Jardin-de-derrière, jardin-de-devant

Ta chambre au papier peint Crin blanc (enfants et chevaux de Camargue) donnait sur le jardin-de-derrière, comme la mienne où entraient des merles ivres: ils avaient picoré les baies sures du buisson ardent et moitié titubant s'envolaient vers la vitre. Il y eut des accidents d'oiseaux au-dessus du jardin-de-derrière. Jardin-de-devant non, un forsythia, un vegelia, un arbre de Judée, une haie de troènes, des hortensias un peu chlorotiques et voilà tout le jardin-de-devant, un jardin de façade, pas un jardin d'enfants, un jardin pour les gens, pour le qu'en-dira-t-on, bien tondu, bien taillé, bien traité par le père: un jardin impeccable, blason de probité. Dans le cellier tous les produits KB contre tous les parasites possibles, toutes les pulvérisations, tous les engrais, tous les pesticides et même les fumigations rien n'était inutile. On invitait les invités au tour du jardin-de-devant, c'était vite fait mais il leur fallait s'extasier et s'intoxiquer en humant les roses Meilland jaunes de poudre anti-pucerons, juste devant le salon.

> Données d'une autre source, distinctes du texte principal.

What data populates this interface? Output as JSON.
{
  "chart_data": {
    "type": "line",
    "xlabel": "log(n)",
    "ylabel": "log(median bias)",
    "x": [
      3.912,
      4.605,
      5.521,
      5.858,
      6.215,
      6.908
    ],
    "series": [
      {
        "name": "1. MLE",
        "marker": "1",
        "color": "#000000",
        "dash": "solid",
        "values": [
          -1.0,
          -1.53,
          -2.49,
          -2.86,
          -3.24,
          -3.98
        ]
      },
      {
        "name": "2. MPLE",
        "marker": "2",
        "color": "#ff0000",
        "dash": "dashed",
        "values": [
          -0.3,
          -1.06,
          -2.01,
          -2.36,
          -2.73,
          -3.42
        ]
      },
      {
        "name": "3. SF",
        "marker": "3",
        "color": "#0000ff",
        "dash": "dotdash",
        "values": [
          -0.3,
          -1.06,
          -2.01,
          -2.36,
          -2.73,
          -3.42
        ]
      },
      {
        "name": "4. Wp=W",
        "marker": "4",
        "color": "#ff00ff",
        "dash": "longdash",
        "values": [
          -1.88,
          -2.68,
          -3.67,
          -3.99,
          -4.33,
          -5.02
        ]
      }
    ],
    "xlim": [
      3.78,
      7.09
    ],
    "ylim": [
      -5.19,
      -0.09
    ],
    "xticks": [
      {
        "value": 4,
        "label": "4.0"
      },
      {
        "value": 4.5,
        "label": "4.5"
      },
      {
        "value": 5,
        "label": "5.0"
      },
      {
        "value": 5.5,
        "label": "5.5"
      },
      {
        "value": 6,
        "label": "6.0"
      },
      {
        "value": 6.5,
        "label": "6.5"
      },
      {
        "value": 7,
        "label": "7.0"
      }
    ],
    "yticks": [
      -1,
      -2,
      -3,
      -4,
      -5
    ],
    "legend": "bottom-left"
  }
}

Nous étions, nous, du jardin-de-derrière. Les jardins ne communiquaient pas, il fallait traverser ou cuisine ou cellier pour arriver aux corètes du Japon, au buisson ardent, aux cassis-fleurs, au parterre de fraisiers. Au centre de la pelouse du jardin-de-derrière, le portique jaune et vert aux deux balançoires qu'on nous offrit pour nous consoler de la mort du chat -de fait cela nous consola. Le père ce diviseur avait segmenté le jardin-de-derrière, le jardin caché, le jardin des enfants. A toi les fraisiers, à moi les cassis fleurs, question d'odeur peut-être, de stratégie sans doute: à toi la jouissance des fruits, à moi le rien des parfums d'avril. Il escomptait ton égoïsme, tu mangerais toutes les fraises, te ferais l'agent de ma frustration -c'est ce qu'il aurait fait- mais non tu partageas toujours les fruits innocents de l'Eden, et de cette enfance incorruptible nous vient je crois cette indifférence à la propriété, la certitude que tout ne s'achète pas. Tu fus toujours la généreuse, je demeure désintéressé.